When the gate starting signal STV1 is at the high level, it is an
indication that the gate line G1 is ready to be turned on. When the
gate starting signal STV1 is switched from the high level to the
low level, the gate turn-on signal CLK1 is enabled to be at the
high level and thus the gate line G1 is turned on. During the high
level of the gate turn-on signal CLK1, when the source data writing
signal TP is at the high level for the first time, a polarity
reversal is implemented across liquid crystals in the liquid
crystal panel 10. The function of the polarity reversal is to
prevent the liquid crystals from being driven by fixed voltages.

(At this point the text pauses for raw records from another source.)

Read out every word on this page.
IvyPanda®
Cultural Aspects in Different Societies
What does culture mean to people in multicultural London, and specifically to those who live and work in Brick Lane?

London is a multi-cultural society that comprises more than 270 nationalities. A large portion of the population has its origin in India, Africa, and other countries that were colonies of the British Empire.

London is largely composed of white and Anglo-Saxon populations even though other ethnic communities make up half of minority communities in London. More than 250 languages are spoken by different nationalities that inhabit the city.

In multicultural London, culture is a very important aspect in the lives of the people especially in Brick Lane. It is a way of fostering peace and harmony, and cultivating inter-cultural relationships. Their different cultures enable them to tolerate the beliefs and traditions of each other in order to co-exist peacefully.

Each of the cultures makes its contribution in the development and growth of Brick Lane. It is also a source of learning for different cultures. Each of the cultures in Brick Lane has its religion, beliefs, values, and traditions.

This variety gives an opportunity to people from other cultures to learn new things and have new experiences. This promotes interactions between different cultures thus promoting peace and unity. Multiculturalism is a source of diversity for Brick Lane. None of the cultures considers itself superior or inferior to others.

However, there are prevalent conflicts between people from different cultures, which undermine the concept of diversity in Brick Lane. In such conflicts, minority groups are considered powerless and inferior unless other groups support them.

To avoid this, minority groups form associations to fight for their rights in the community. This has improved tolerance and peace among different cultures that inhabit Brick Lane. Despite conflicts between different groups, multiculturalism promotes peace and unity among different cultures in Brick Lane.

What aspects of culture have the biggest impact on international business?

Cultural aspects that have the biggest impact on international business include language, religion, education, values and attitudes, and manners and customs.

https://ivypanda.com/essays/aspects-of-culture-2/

During the high level of the gate turn-on signal CLK1, when the
source data writing signal TP is at the high level for the second
time, the timing controller 200 transmits the data of the source
lines S1-SN to the source driver units 206, 208, 210. When the gate
turn-on signal CLK1 turns on the gate line G1 (i.e. the gate
turn-on signal CLK1 is at the high level) and the source data
writing signal TP is at the low level, the source driver units 206,
208, 210 write the data of the source lines S1-SN to the source
lines S1-SN. Finally, the gate turn-on signal CLK1 is at the low
level, and thus the gate line G1 is turned off. In summary, a
charge time of the gate line G1 is a time interval in which the
gate line G1 is turned on according to the gate turn-on signal CLK1
(i.e. the gate turn-on signal CLK1 is at the high level) and the
data of the source lines S1-SN are written to the source lines
S1-SN according to the source data writing signal TP (i.e. the
source data writing signal TP is at the low level). The charge time
of the gate line G1 is represented as T3.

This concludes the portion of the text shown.